Like our resident neo-Luddite Brian, I can’t wait until the entire internet goes dark, forever, ending all of this madness. Anyway, here is the link about individuals becoming obsolete:
https://www.washingtonpost.com/graph...=.715ea41a9432
https://www.westhawaiitoday.com/2019/05/31/opinion/national-views/will-column-is-the-individual-obsolete/
“Warren and Obama asserted something unremarkable — that the individual depends on cooperative behavior by others. But they obscured this point: It is conservatism, not progressivism, that takes society seriously. Conservatism understands society not as a manifestation of government but as the spontaneous order of cooperating individuals in consensual, contractual market relations. Progressivism preaches confident social engineering by the regulatory state. Conservatism urges government humility in the face of society’s extraordinary — and creative — complexity. American society, understood as hundreds of millions of people making billions of decisions daily, is a marvel of spontaneous cooperation.
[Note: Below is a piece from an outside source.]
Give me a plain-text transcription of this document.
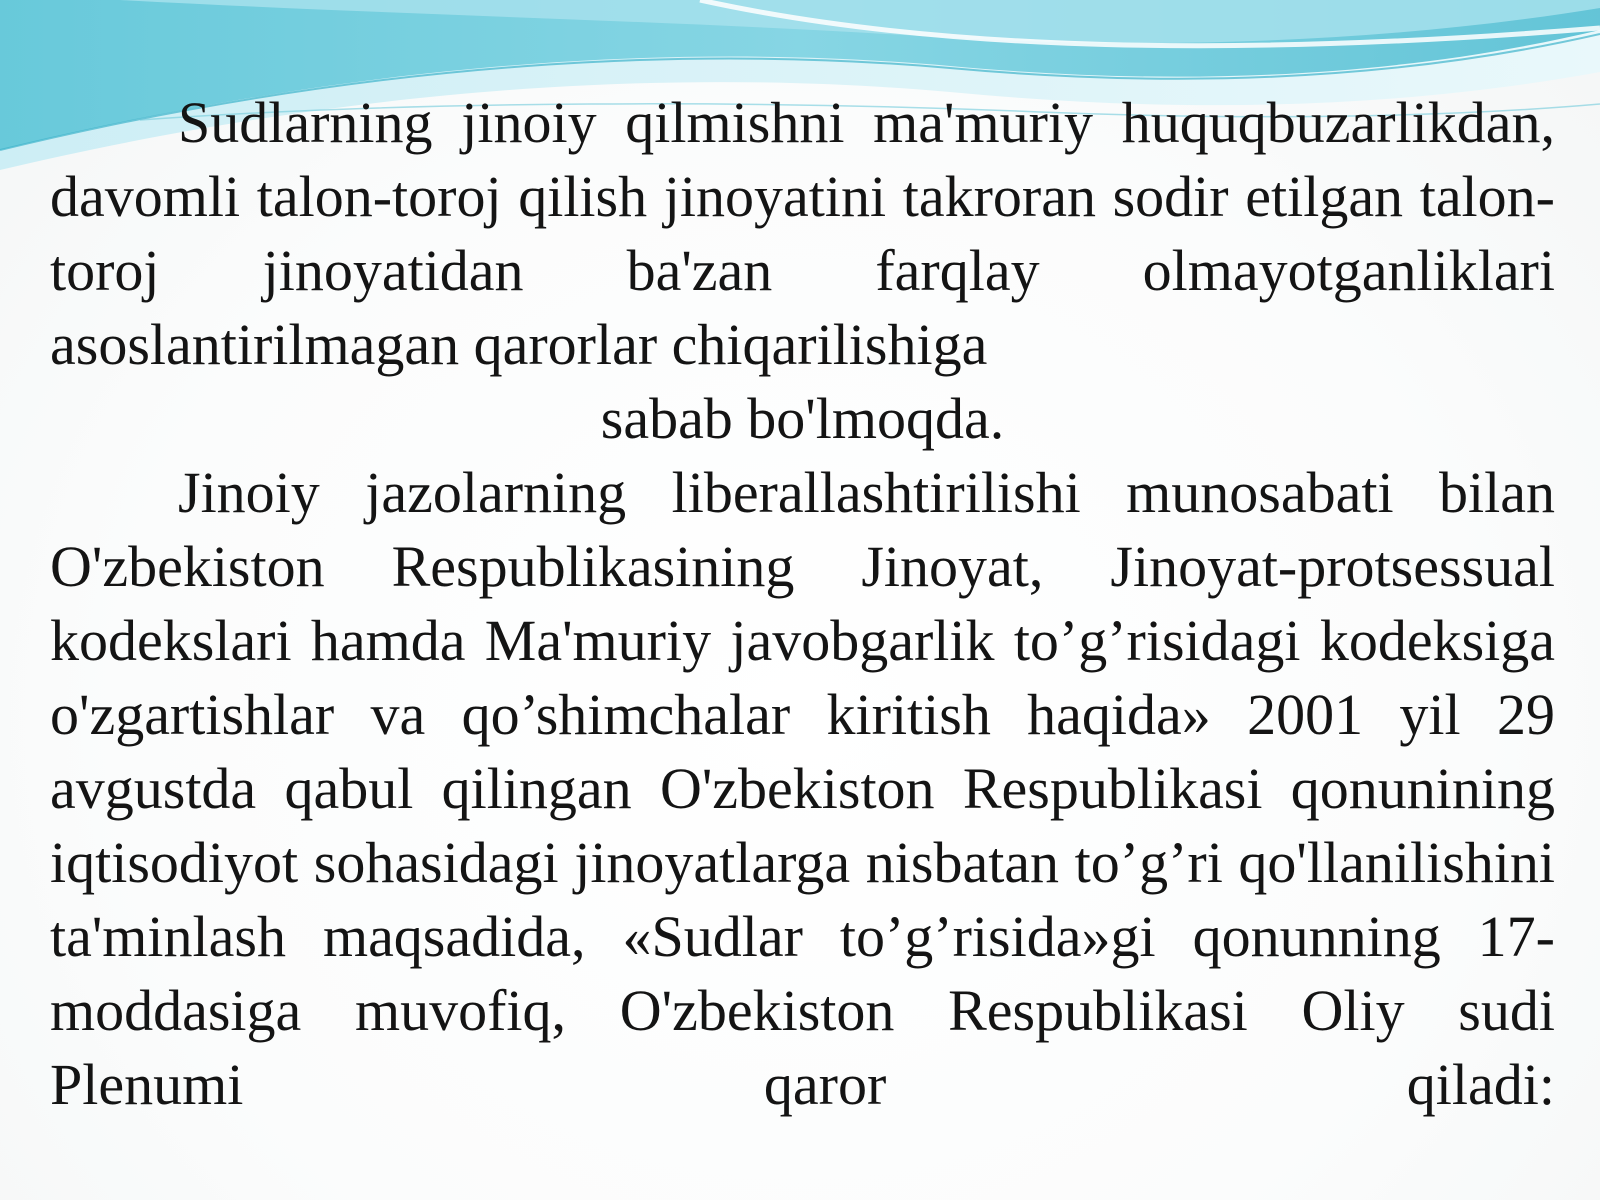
Sudlarning jinoiy qilmishni ma'muriy huquqbuzarlikdan, davomli talon-toroj qilish jinoyatini takroran sodir etilgan talon-toroj jinoyatidan ba'zan farqlay olmayotganliklari asoslantirilmagan qarorlar chiqarilishiga
sabab bo'lmoqda.

Jinoiy jazolarning liberallashtirilishi munosabati bilan O'zbekiston Respublikasining Jinoyat, Jinoyat-protsessual kodekslari hamda Ma'muriy javobgarlik to’g’risidagi kodeksiga o'zgartishlar va qo’shimchalar kiritish haqida» 2001 yil 29 avgustda qabul qilingan O'zbekiston Respublikasi qonunining iqtisodiyot sohasidagi jinoyatlarga nisbatan to’g’ri qo'llanilishini ta'minlash maqsadida, «Sudlar to’g’risida»gi qonunning 17-moddasiga muvofiq, O'zbekiston Respublikasi Oliy sudi Plenumi qaror qiladi:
Sensible government facilitates this cooperative order by providing roads, schools, police, etc., and by getting out of the way of spontaneous creativity.”
George Wills Expands on this in his book to be released on June 4, The Conservative Sensibility, which basically only tells us, as I guess it, what Major Douglas already told us, that individuals in social networks, cooperate in associations to get jobs done, and that no person is an island. Ok, no big sweat, and no need to cut out essential items from my meagre food budget to get the book after all. It will pass away like all the published books, as new ones roll of the press, get put on coffee tables, then get thrown out into recycle bins, where doubt such books are incinerated adding to the carbon footprint, which is good.